Why is Microsoft Still Offering a “Price Match Promise” for Azure instead of Leading the Price War?

Is Microsoft Azure as big as Amazon AWS?

Azure, Microsoft’s Infrastructure as a Service offering, has been growing fast. Growth has been so fast, in fact, that it has been clocking near-triple-digit speeds for the past two years. If Microsoft continues the current pace for two more quarters, it will be making $4 million in the first quarter of 2018 for every million dollars it made in the first quarter of 2016!

Microsoft Azure Sales Growth
Microsoft Azure Revenue Growth

Microsoft does not tell us how much money they make on Azure. There are some estimates that put their annual revenue from Azure at around $2.7 billion. The Intelligent Cloud segment, under with Microsoft Azure revenues are counted along with server products and Enterprise Services, posted $6.8 billion in revenues during the third quarter, a growth of 11% compared to last year.

But despite the stupendous growth rate Azure has been reporting for the past several quarters, they are still playing catch up Amazon Web Services. According to data from Synergy Research Group, Amazon Web Services held on to its 33% market share during the most recent quarter, while other players like Microsoft and Google are growing at much faster rates than Amazon.

That’s because of two reasons: Microsoft’s and Google’s cloud infrastructure services are much smaller in size compared to that of Amazon Web Services, and they are growing at the expense of other cloud players in the segment rather than by encroaching into Amazon’s turf.

With the cloud industry itself growing at a fast rate, all the players are growing, including the leader, Amazon Web Services, which reported $3.661 billion in revenues during the recent quarter, a growth rate of 42.6%.

But if Microsoft wants to challenge Amazon Web Services, it has to win the perception battle as well. During a recent price reduction announcement, , Senior Director, C+E Business Planning, wrote in his blog post:

“We believe in providing the most innovative cloud offerings at incredibly competitive prices to our customers. As part of this promise, we regularly lower our prices as Azure continues to grow at scale and remain committed to our price match promise.”

Microsoft’s Price Match Promise that Brian Hillger is talking about here was first announced in early 2013.

“we are announcing a commitment to match Amazon Web Services prices for commodity services such as compute, storage and bandwidth” – Microsoft, April 2013

A lot of water has flowed under the cloud bridge since that announcement was made four years ago. It may have made sense then, but to continue with that commitment is a tacit admission that Microsoft is only going to be reacting to what AWS does, instead of being proactive on pricing.

When you think about it, this is a purebred tech company trying to use an age-old retail tactic – against one of the most price-savvy retailers in the world, no less. That’s like trying to match prices with Wal-Mart on onions or dog food!

Why Not Take a Different Route for Azure Pricing?

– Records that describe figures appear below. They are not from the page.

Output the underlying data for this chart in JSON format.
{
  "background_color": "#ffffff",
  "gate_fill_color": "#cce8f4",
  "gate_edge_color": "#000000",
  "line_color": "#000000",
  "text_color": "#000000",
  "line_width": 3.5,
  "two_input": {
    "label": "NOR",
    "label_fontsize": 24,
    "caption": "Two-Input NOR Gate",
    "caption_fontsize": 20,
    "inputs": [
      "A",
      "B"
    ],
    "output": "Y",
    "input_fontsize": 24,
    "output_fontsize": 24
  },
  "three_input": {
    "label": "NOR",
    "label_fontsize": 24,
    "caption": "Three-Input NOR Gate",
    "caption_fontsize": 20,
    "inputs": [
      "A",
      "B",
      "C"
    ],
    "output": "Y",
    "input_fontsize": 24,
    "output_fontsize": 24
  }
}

In actuality, Microsoft could have done so many things that could have forced AWS react to it, but the problem in continuing with a price match promise that first saw the light of the day four years ago is that it reinforces the perception that Microsoft just wants to follow whatever Amazon does.

Microsoft has enough bandwidth to push the pricing boundary on its own. Their SaaS portfolio is growing by leaps and bounds, and the two segments that hold all their cloud revenues – Productivity and Business Processes and Intelligent Cloud – are not just growing: they are extremely profitable for the company. During the third quarter of 2017 these two segments posted combined revenues of $14.721 billion, with an operating income of $4.964 billion. That’s a margin of 33.72% they have to play around with.

So, we don’t really understand the reasoning behind a price match promise, because Microsoft has a lot of room to stretch its pricing. Considering the competitive nature of the cloud industry, we are already at a stage where every move will be matched with an equivalent reaction from your competitor. Every price cut will be matched by all the other providers, sooner are later. But by dumping its price match promise for Azure, Microsoft can shake off the perception that it is merely following AWS and reacting to it.